I was surprised to learn that at one time, the Andes were under water. For centuries, Peruvians have been mining salt, very carefully, with different layers used for cooking, bathing or for animals. Our visit to the salt mines was fascinating. In the dry season, farmers who have no crops to harvest can work carefully on removing salt from the mines. 

Finally, we realized the significance of altitude.  As we live at sea level, we noticed marked limitations in our ability to hike when we first arrived in Cuzco at 9,800 feet. Even walking in the airport was challenging.  Fortunately we were advised to immediately descend to Machu Picchu (~7700 feet), before going back to Cuzco and then to Lake Titicaca, the highest lake in the world at 12,000 feet.  We briefly stopped at La Raya at the border of Cuzco and Puno, the highest point at 14,000 feet.

Before we left on vacation, I happened to have started reading George Orwell’s 1984. I didn’t recall reading it in high school and I wanted to see why it had become a best seller all over again. As you may know, it is about a fictionalized society in which Big Brother watches your every move and protests against anyone having any thought or individuality. As opposed to the community-building efforts of the Incans, which was necessary for their building of terraces and temples, 1984 pits neighbor against neighbor and child against parent. Each person is encouraged to report ‘illegal’ behavior to the authorities. Not only is history not important, it is actually erased and edited to support Big Brother’s thoughts at the time. Humanity is absent. Emotions and reasoning are suppressed. Preservation of nature is unheard of.
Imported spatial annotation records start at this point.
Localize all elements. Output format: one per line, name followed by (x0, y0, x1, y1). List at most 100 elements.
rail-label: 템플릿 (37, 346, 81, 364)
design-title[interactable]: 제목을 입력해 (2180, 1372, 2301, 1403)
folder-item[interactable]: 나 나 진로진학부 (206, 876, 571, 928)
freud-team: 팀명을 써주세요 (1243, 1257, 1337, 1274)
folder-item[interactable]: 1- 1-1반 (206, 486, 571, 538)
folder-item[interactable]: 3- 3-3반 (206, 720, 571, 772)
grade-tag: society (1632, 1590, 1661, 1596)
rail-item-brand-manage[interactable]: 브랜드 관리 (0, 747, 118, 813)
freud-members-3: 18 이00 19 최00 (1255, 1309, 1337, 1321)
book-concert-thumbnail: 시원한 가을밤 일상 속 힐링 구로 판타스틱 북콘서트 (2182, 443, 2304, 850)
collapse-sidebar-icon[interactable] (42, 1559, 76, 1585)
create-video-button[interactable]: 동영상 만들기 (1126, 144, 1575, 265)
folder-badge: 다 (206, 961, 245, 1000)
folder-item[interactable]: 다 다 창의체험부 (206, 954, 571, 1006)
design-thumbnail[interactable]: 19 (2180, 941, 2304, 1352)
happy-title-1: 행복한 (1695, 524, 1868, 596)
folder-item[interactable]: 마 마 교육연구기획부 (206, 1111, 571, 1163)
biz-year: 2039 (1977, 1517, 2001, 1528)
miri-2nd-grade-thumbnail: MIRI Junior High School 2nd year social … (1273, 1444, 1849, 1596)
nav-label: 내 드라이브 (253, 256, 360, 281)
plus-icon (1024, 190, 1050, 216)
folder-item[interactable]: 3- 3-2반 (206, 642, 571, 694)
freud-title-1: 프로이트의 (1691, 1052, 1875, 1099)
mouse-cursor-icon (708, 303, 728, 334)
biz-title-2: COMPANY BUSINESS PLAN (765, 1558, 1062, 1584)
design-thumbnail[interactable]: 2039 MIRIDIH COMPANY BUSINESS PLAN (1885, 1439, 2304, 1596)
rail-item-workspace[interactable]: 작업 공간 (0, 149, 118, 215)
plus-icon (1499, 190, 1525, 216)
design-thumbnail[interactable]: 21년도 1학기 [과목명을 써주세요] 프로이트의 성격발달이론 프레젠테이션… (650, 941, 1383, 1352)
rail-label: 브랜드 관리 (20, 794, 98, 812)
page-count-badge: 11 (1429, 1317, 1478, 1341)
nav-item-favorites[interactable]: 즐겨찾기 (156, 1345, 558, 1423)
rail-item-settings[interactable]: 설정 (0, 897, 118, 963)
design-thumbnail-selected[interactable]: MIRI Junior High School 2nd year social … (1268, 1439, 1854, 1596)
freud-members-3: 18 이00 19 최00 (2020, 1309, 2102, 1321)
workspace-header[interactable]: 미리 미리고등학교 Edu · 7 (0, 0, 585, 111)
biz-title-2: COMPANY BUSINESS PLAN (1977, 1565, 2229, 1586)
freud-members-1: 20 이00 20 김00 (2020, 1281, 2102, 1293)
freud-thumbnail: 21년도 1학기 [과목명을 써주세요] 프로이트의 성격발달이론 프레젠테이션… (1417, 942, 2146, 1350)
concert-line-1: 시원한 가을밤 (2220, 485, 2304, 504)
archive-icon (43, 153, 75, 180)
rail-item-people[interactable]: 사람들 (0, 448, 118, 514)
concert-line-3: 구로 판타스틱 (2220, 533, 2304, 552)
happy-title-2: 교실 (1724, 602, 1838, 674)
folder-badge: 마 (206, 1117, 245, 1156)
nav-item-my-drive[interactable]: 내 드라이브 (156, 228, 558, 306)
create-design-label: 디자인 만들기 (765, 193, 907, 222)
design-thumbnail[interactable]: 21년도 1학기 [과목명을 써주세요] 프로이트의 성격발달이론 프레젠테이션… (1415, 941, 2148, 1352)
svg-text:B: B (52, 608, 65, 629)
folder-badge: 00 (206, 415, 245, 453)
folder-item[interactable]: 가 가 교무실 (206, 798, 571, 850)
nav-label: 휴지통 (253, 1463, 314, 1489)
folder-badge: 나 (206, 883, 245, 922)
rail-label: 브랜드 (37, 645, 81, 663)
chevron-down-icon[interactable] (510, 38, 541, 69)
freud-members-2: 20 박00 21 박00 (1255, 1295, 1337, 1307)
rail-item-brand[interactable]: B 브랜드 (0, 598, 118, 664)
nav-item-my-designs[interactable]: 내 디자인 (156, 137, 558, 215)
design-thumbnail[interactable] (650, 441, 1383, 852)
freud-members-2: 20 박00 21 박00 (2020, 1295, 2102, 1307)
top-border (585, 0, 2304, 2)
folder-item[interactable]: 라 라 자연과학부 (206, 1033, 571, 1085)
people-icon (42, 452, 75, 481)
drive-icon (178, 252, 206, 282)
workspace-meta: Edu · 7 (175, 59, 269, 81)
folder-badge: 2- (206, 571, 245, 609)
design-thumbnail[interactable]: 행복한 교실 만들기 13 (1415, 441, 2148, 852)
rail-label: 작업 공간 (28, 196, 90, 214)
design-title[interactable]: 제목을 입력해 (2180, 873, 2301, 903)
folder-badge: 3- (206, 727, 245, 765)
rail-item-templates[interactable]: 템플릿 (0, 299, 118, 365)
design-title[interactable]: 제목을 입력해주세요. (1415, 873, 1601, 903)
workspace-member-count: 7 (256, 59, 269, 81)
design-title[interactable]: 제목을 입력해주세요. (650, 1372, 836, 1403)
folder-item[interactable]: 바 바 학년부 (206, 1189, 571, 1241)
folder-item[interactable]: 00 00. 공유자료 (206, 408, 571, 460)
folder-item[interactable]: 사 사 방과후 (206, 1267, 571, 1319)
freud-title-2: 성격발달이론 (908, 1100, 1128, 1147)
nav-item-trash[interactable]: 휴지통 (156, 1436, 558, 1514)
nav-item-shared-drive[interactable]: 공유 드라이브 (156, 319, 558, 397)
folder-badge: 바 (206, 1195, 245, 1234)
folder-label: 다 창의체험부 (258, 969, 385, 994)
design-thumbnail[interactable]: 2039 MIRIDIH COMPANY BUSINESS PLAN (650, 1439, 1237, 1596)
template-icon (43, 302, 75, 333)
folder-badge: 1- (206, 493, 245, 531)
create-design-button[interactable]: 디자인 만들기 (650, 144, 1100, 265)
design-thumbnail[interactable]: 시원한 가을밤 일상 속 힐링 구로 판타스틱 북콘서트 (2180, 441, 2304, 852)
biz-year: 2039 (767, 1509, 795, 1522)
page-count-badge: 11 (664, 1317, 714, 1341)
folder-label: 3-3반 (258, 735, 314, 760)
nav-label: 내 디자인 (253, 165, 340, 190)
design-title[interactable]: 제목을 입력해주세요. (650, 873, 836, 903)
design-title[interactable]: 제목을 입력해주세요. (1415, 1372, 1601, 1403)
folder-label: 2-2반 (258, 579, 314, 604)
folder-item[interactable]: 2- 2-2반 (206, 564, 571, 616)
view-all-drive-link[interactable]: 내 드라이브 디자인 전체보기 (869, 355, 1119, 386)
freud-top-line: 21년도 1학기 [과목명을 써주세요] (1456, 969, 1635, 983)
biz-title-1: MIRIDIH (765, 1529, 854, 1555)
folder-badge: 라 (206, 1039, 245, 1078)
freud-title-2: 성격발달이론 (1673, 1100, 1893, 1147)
Concern is for staying out of trouble and having respect for some nebulous figure, Big Brother. The contrast couldn’t be greater.

Even before I left for vacation, I regretted not being able to March for Science on Earth Day to express my concern for Mother Earth - for our climate, our environment and survival of scientific research. Now, having been immersed in the Inca culture and having finished 1984 on Earth Day, I’m more disturbed than ever at the current lack of priority regarding preserving our Pachamama. The mountains, water and earth, the people around us and those who came before us, deserve the respect that the Incas gave them. As the saying goes, we can never go back, but we CAN support policies that have preservation of both humanity and natural resources as goals. I hope we can understand our dependence on Mother Earth, understand we are just one of many generations borrowing her resources for our own good, and leave her intact for many more generations to come.